Although APTs are difficult to identify, the theft of data can never be completely invisible. So, how do IT managers proactively protect their networks against Advanced Persistent Threats? The most effective method is the use of emergent behavior technology within a behavioral-based unified security system to more accurately determine very small changes within complex network relationships that may be indicators of an APT.

Based on the science of systems theory, emergence is the way complex systems and patterns arise out of a multiplicity of relatively simple interactions. Therefore, emergent behavior is that which cannot be predicted through analysis at any level simpler than that of the system as a whole, rendering traditional anomaly detection methods impotent. In other words, emergent behavior is what’s left after everything else in a complex system has been explained.

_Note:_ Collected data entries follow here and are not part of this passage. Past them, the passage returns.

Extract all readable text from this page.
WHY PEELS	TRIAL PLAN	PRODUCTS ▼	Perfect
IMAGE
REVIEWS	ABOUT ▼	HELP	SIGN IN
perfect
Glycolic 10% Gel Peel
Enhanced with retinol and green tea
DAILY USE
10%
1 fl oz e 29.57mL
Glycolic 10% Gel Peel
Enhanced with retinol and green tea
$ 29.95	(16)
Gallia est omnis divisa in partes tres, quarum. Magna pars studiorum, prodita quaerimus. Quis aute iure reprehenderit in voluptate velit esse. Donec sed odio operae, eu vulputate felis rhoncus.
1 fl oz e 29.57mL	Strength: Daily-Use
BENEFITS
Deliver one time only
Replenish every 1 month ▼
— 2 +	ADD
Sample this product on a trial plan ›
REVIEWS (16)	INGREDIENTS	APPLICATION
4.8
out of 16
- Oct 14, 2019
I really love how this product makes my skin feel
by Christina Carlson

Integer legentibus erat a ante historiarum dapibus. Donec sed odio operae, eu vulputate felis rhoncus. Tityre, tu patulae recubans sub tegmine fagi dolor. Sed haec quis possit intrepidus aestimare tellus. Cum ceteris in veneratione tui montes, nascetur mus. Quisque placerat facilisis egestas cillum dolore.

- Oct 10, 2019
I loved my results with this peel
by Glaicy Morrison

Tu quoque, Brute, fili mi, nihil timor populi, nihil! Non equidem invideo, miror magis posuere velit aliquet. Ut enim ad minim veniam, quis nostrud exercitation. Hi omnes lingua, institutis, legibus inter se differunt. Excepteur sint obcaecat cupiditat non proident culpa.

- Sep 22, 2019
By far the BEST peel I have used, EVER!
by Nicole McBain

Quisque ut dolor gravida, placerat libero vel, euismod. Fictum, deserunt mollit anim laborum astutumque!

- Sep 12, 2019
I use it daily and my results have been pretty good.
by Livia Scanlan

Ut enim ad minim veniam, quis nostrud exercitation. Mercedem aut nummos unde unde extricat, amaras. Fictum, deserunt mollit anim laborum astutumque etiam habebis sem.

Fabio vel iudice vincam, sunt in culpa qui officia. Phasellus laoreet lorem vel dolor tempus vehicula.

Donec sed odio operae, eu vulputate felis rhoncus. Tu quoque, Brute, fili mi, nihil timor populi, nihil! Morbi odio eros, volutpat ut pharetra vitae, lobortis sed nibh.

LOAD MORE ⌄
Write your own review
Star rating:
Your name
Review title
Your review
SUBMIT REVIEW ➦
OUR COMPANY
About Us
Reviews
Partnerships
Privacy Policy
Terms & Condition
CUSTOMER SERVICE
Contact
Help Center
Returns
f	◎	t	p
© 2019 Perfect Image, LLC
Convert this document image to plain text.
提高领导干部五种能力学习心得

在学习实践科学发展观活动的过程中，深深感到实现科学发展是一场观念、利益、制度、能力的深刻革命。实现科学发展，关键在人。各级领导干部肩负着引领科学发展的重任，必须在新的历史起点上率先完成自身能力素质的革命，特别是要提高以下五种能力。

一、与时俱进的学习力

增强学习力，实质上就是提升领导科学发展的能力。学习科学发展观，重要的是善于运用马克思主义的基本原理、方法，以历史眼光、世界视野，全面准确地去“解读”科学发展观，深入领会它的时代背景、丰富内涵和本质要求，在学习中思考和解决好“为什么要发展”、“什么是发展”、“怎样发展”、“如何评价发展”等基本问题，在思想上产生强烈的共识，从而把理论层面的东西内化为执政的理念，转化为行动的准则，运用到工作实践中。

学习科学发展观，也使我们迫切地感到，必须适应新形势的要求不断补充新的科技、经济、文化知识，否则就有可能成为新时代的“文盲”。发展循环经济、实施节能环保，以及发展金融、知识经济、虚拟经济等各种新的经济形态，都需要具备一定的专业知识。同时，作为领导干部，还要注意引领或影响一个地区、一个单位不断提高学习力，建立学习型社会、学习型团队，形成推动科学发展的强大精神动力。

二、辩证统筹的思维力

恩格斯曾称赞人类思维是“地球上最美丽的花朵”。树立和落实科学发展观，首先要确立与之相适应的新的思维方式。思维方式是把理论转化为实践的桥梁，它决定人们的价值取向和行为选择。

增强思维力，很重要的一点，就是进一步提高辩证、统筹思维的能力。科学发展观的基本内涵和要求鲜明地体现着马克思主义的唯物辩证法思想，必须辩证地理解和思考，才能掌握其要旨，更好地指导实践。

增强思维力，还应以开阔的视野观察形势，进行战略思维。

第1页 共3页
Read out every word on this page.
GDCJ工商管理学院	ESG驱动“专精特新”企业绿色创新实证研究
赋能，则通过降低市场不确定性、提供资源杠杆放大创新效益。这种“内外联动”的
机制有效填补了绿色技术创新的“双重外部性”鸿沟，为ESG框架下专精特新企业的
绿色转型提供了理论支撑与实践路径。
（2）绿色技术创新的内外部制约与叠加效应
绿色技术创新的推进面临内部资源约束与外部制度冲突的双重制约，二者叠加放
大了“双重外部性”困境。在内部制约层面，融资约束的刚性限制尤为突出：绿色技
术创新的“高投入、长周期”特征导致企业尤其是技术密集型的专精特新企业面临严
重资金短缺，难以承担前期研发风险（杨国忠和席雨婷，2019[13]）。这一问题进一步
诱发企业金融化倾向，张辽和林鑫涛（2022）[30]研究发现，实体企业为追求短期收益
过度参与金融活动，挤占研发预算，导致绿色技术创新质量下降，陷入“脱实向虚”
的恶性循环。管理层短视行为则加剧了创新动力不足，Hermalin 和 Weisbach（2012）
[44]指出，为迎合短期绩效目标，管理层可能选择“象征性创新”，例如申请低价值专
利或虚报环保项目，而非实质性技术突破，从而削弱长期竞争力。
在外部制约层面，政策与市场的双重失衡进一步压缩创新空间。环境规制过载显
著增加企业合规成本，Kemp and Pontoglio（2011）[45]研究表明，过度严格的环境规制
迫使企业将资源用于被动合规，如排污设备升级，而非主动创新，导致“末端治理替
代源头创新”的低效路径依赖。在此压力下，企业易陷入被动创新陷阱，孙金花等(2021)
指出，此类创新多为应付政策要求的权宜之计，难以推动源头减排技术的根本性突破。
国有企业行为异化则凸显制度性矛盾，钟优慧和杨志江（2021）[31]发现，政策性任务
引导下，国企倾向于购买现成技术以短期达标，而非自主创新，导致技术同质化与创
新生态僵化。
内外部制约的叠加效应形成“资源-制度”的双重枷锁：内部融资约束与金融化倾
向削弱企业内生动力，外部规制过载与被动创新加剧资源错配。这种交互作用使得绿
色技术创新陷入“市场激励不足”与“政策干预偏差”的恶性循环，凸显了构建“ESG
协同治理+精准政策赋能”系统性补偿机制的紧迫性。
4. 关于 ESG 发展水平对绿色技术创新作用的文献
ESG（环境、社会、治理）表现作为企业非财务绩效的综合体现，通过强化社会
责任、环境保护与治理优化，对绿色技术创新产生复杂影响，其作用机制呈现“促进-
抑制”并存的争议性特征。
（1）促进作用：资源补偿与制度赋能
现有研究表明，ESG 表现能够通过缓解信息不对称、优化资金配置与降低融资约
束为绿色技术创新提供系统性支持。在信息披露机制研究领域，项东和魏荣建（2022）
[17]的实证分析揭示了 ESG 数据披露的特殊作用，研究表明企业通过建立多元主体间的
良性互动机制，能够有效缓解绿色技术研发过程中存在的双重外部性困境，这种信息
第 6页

Global DataGuard’s emergent behavior technology uses advanced pattern matching across distributed systems to examine the network as a whole and identify bit level changes that are unique to each network. In this way, Global DataGuard’s security system can view the entire network as a ‘flow of bits’ that can be used to find unusual or altered operation of lower-level systems that may indicate an APT. This advanced technology provides the capability of overcoming some of the limitations of signature and anomaly detection methods.”

Emergent behavior is a technology ‘next step’ for the security industry, and it provides significant performance enhancements to Global DataGuard’s network behavior analysis-based UES system, which can perform predictive analysis by retaining and correlating suspicious raw packet data for a rolling 14-30 days and signature alerts and behavioral profiles for six months or longer.

Global DataGuard’s unified approach to security enables true subsystem integration of core security applications – network behavior analysis and correlation; intrusion detection and prevention; vulnerability scanning and management; log management, analysis and monitoring; network access and policy monitoring; and comprehensive threat management for prioritized network, global and vendor threats and vulnerabilities – providing early warnings of security threats that other products may not detect.

Global DataGuard’s adaptive, predictive, architecture-based security system can also provide IT managers and their staff with easier deployment and management of their company’s network security ecosystem, as well as greater efficiency in labor and detection ability, while offering lower acquisition costs than discrete security solutions.